Simulated contact maps
Binary contact map
We used known 3D structures as the basis for our simulation. For a given 3D structure, we constructed a binary matrix to store the pairwise contact information, with the top k nearest pairs of loci set to 1 and others set to 0.
Poisson distribution model
For a given 3D structure with pairwise distance dij, We generated the M(i,j) entry of a simulated contact map M as a Poisson-distributed random number nij. The parameter λij is defined as \(\lambda _{ij}=\beta /d_{ij}^{\alpha }\) based on the power-law conversion of distance and contact frequency. β is a tunable parameter to control the signal coverage of the contact map.
Data preparation
In silico genome structure
The in silico nucleus with 1 and 16 chromosome(s) (Additional file 1: Table S1) used to test our software were generated using a polymer model. The coordinates were taken from the Langevin dynamics simulation after it has reached thermal equilibrium.
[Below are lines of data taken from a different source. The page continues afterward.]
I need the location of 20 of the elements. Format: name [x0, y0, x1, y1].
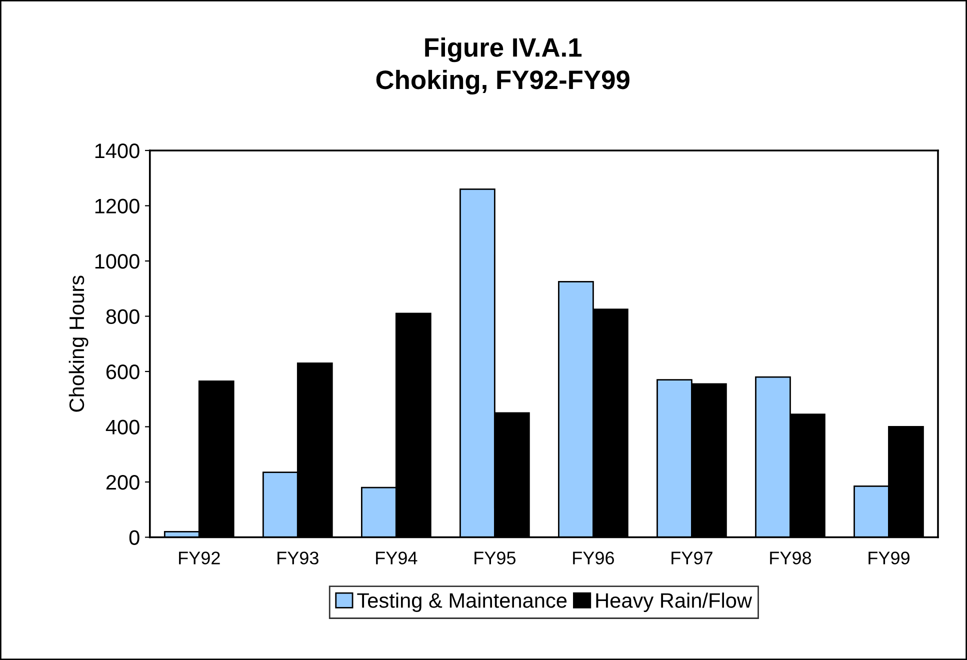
y-tick-label: 1000	[95, 254, 140, 269]
x-tick-label: FY99	[868, 552, 910, 564]
y-tick-label: 800	[106, 309, 140, 324]
x-tick-label: FY94	[376, 552, 418, 564]
x-tick-label: FY97	[672, 552, 712, 564]
x-tick-label: FY93	[278, 552, 318, 564]
y-tick-label: 600	[106, 364, 140, 380]
x-tick-label: FY98	[770, 552, 812, 564]
y-tick-label: 0	[129, 530, 140, 545]
chart-title: Figure IV.A.1 Choking, FY92-FY99	[376, 37, 630, 95]
x-tick-label: FY96	[573, 552, 614, 564]
x-tick-label: FY95	[474, 552, 516, 564]
legend-label: Heavy Rain/Flow	[596, 592, 752, 612]
y-tick-label: 400	[106, 420, 140, 434]
legend-label: Testing & Maintenance	[357, 592, 567, 612]
y-tick-label: 200	[106, 474, 140, 490]
y-tick-label: 1200	[95, 198, 140, 214]
y-axis-title: Choking Hours	[68, 276, 88, 412]
x-tick-label: FY92	[179, 552, 220, 564]
y-tick-label: 1400	[95, 143, 140, 158]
After that, we constructed Poisson distribution-based contact maps and binary contact maps for the in silico structures. In addition to the contact matrices corresponding to in silico chromosomes, we also included contact maps generated from Poisson distribution model at different signal coverage levels of the regular helix structure used as benchmark dataset by Zou et al. [37] as well as the structure of chromosome 2 reconstructed from a real Hi-C dataset (mESC).
Hi-C experimental dataset
In this study, we used Hi-C data from two cell lines mESC and GM12878. These raw sequence data are transformed into contact map with Juicer [50]. The matrix balancing method described in [51] was used to normalize the contact matrix in order to remove biases in Hi-C dataset.